The Rev. Charles Thomson who was admitted to the charge of Wick Old Parish Church on the 17th September 1840 was of the Evangelical Party of the church and arrived in turbulent times in the national church, which ended in the Disruption of 1843. In its simplest form, the Heritors of the Kirk, the landed gentry, had the say on who should or should not be the minister and could actually pick a minister without reference to the people, and install him into the charge. The people regarded this as intrusion, and rebelled, saying, no more, we will choose our own ministers, we want out of the established Kirk we want a Free Kirk.
The culmination of this was a huge meeting or Convocation in Edinburgh in November of 1842, where all in favour of "going out" would sign the resolution, they would then return to their Kirks and lead their people out. In the case of Wick it was a wee bit different. The Rev Thomas Brown D.D. in his book, Annals of the Disruption, which was published in 1890, writes;
"There were cases indeed, in which the people went beyond their ministers in their zeal for the cause."

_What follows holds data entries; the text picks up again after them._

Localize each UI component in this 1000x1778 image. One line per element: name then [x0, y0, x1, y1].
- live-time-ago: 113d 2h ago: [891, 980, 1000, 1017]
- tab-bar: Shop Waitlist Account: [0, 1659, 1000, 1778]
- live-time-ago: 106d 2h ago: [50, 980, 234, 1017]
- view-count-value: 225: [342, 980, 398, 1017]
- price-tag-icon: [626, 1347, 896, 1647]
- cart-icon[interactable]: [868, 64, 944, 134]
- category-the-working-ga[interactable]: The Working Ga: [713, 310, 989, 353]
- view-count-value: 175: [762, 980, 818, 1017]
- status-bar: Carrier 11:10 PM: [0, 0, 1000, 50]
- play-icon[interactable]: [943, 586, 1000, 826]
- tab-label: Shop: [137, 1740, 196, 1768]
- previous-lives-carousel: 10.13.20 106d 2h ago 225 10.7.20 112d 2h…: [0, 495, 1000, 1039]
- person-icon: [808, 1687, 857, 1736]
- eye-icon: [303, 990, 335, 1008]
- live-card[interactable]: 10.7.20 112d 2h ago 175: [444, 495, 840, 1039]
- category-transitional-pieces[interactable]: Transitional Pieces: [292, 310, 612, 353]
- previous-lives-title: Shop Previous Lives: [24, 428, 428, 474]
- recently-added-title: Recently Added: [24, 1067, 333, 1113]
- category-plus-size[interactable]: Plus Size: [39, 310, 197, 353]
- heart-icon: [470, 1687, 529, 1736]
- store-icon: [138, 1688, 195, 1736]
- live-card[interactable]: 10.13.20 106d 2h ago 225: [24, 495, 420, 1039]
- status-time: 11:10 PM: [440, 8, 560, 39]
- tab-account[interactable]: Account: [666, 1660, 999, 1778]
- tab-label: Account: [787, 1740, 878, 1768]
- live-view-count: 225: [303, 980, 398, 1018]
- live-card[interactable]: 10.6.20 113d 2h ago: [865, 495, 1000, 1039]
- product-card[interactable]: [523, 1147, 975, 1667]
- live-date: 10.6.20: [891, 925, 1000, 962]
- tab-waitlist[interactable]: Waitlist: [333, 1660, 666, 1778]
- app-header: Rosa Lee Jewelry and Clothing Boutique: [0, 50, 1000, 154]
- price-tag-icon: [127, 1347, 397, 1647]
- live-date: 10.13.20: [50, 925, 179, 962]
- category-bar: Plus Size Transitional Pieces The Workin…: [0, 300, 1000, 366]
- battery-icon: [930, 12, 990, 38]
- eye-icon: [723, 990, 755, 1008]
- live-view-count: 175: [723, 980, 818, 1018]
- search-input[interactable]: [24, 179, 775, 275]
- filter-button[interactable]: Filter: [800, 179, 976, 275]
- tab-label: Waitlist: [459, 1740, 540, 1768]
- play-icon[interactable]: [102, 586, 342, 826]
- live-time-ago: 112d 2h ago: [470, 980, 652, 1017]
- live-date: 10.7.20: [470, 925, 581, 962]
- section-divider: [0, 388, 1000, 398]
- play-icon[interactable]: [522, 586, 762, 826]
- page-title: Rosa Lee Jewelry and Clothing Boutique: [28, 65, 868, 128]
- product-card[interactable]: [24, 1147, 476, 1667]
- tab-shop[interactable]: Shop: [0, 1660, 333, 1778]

As the crisis approached, he felt considerable perplexity, and, on returning from the Convocation, he gathered his people together on the 28th November in order to explain, which he did at some length, the reasons why he had NOT seen it his duty to sign the resolutions. (To leave the established Church) During his address the congregation sat looking at each other, much astonished, and after the meeting had been dismissed, the people, on the motion of Mr Davidson, Banker, sat still, elected a chairman, and asked Mr Thompson to listen to the proceedings. They went on to express their views, with much personal respect to their pastor, but in direct opposition to the sentiments of his address. It was then proposed that solemn thanks should be offered up to God, for the grace which had been vouchsafed to the 350 members of the convocation who had bound themselves to "go out" and this was done in a most impressive manner by Mr Donald George.
continued below.

Rev Charles Thomson
Rev William Lillie
The graves of William Lillie and Charles Thomson side by side in the Kirkyard
The Reverends Thomson
and Lillie, former ministers of Wick Old Parish Church

At a second meeting held shortly after, they formally adopted the Convocation resolutions, and the result was that Mr Thomson saw it to be his duty to go along with his people, a resolution that was received with much satisfaction,"  So it was, that in the case of Wick Parish Church, it was the people, who led the minister out."
The story is told that at the first meeting after the exit Mr. Thompson said to his church officer "well I'm glad to see that you have come out with us," to which the beadle replied "'deed aye sir an' if ye go back, I'll go wi' ye!"

Rev William Lillie was inducted to this charge on 14th February 1844, a very short vacancy indeed. He came to us from Ellon where he was a licensed preacher, teacher of the parish school and actuary for the Ellon Bank which in his time was the bank with the highest deposits of any rural bank. While there he married a Miss Milne, daughter of a prominent local family. When Wick became vacant there was a large list of applicants but Mr. Lillie was chosen and approved by the patron Sir George Dunbar. The call was signed by only 80 people showing how far the disruption had eroded the congregation. Mr. Lillie immersed himself in the affairs of the town gradually winning people back to the Kirk. He had brought his own Precentor with him to Wick, a Mr. Shepherd who worked as courthouse keeper but was a weaver to trade. The pulpit of the Kirk in those days was a large octagonal affair reached by a set of steep steps, immediately in front of this sat Mr. Shepherd, with the choir in front of him in a square box or Lateran. This gentleman was responsible for introducing the first trained choir into our Kirk. The building itself was unheated, the pews were all straight backed and the light was provided by the windows and oil lamps. During the early years of his ministry he had many fiery debates with his predecessor but as the years went on they became friendly and often working together. In April of 1875 Mr. Lillie was over on the west side of the county in his capacity of school examiner and he received a severe soaking and he caught pneumonia, later that year he felt well enough to move to his daughters house in Lybster with the intention of going on to Strathpeffer to convalesce but it was not to be and he passed away on Friday 1st October 1875 and now he and Mr. Thompson lie side by side in the Old Kirkyard.